= Magnesium transporter1 family =

Group of transport proteins

The Magnesium Transporter 1 (MagT1) Family (TC# 1.A.76) is a group of magnesium transporters that are part of the TOG superfamily. Goytain and Quamme identified a Mg^{2+}-related transporter whose expression or function was affected by an implantation-associated protein precursor. They designated this protein, MagT1. MagT1 is expressed as a 335 amino acid polypeptide which includes five transmembrane helices. The nascent polypeptide possesses a cleavage site after the N-terminal signal sequence helix, rendering a mature MagT1 protein with four transmembrane helices. MagT1 additionally contains a number of phosphorylation sites.

Recent evidence demonstrates that the primary function of MagT1 is protein glycosylation, mediated by MagT1's function as a component of the oligosaccharyltransferase (OST).

== Function ==
When expressed in Xenopus laevis oocytes, MagT1 mediates saturable Mg^{2+} uptake with a K_{m} of 0.23 mM. Transport of Mg^{2+} by MagT1 is rheogenic, voltage-dependent, and does not display time-dependent inactivation.
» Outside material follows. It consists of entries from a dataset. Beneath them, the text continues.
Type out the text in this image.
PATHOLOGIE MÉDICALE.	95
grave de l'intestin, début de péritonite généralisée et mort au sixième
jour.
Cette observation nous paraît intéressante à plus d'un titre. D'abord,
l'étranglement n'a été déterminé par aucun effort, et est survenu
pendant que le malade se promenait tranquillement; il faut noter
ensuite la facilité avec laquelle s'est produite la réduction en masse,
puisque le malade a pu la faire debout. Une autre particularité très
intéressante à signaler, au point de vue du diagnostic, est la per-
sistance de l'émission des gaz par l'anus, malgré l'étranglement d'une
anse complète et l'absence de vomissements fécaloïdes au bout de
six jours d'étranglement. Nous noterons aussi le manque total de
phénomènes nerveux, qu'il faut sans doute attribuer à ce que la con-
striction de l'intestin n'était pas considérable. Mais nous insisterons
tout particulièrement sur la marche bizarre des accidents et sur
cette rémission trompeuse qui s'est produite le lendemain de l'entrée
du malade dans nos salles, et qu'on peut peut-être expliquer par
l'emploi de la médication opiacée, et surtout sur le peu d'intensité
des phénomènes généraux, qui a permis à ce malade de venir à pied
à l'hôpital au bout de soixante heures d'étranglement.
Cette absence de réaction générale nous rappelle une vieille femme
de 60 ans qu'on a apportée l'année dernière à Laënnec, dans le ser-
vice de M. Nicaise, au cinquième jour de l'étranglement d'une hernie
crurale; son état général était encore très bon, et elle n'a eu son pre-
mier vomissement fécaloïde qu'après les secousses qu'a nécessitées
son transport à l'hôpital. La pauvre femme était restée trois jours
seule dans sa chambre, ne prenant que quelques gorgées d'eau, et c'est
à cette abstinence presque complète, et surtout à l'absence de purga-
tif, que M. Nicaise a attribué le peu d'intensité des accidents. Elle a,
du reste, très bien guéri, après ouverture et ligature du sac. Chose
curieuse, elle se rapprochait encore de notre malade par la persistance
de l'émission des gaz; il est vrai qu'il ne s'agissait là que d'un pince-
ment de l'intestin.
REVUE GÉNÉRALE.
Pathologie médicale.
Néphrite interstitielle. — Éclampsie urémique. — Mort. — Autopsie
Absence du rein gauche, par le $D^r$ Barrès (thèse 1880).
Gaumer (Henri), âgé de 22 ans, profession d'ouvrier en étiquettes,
Transport is specific to Mg^{2+}_{,} as other divalent cations do not evoke currents. Large external concentrations of some cations inhibited Mg^{2+} transport (Ni^{2+}, Zn^{2+}, Mn^{2+}) in MagT1-expressing oocytes although Ca^{2+}and Fe^{2+} were without effect. MagT1 has an N-terminal thioredoxin domain of unknown function.

Zhou and Clapham identified two mammalian genes, MagT1 and TUSC3, catalyzing Mg^{2+} influx. MagT1 is universally expressed in all human tissues, and its expression level is upregulated in low extracellular Mg^{2+}. Knockdown of either MagT1 or TUSC3 protein lowered the total and free intracellular Mg^{2+}concentrations in mammalian cell lines. Morpholino knockdown of MagT1 and TUSC3 protein expression in zebrafish embryos resulted in early developmental arrest; excess Mg^{2+} or supplementation with mammalian mRNAs rescued these effects. Thus, MagT1 and TUSC3 are vertebrate plasma membrane Mg^{2+} transport system.

== Transport reaction ==
The reaction catalyzed by MagT1, or a potential downstream glycosylation target (e.g. a Mg^{2+} transporter), is:
 Mg^{2+} (out) → Mg^{2+} (in)

== Role in magnesium deficiency ==
The identification of genetic changes and their functional consequences in patients with immunodeficiency resulting from loss of MAGT1 revealed that magnesium and MagT1 are key molecular players for T cell-mediated immune responses. This led to the description of XMEN (X-linked immunodeficiency with magnesium defect, Epstein-Barr Virus infection, and neoplasia) syndrome, for which Mg^{2+} supplementation has been shown to be beneficial. Similarly, the identification of copy-number variation leading to dysfunctional MAGT1 in a family with atypical ATR-X syndrome and skin abnormalities, suggested that the MAGT1 defect is responsible for the cutaneous problems.

== Role in protein glycosylation ==
MagT1 and its homologue TUSC3 are both bona fide components of the oligosaccharyltransferase (OST).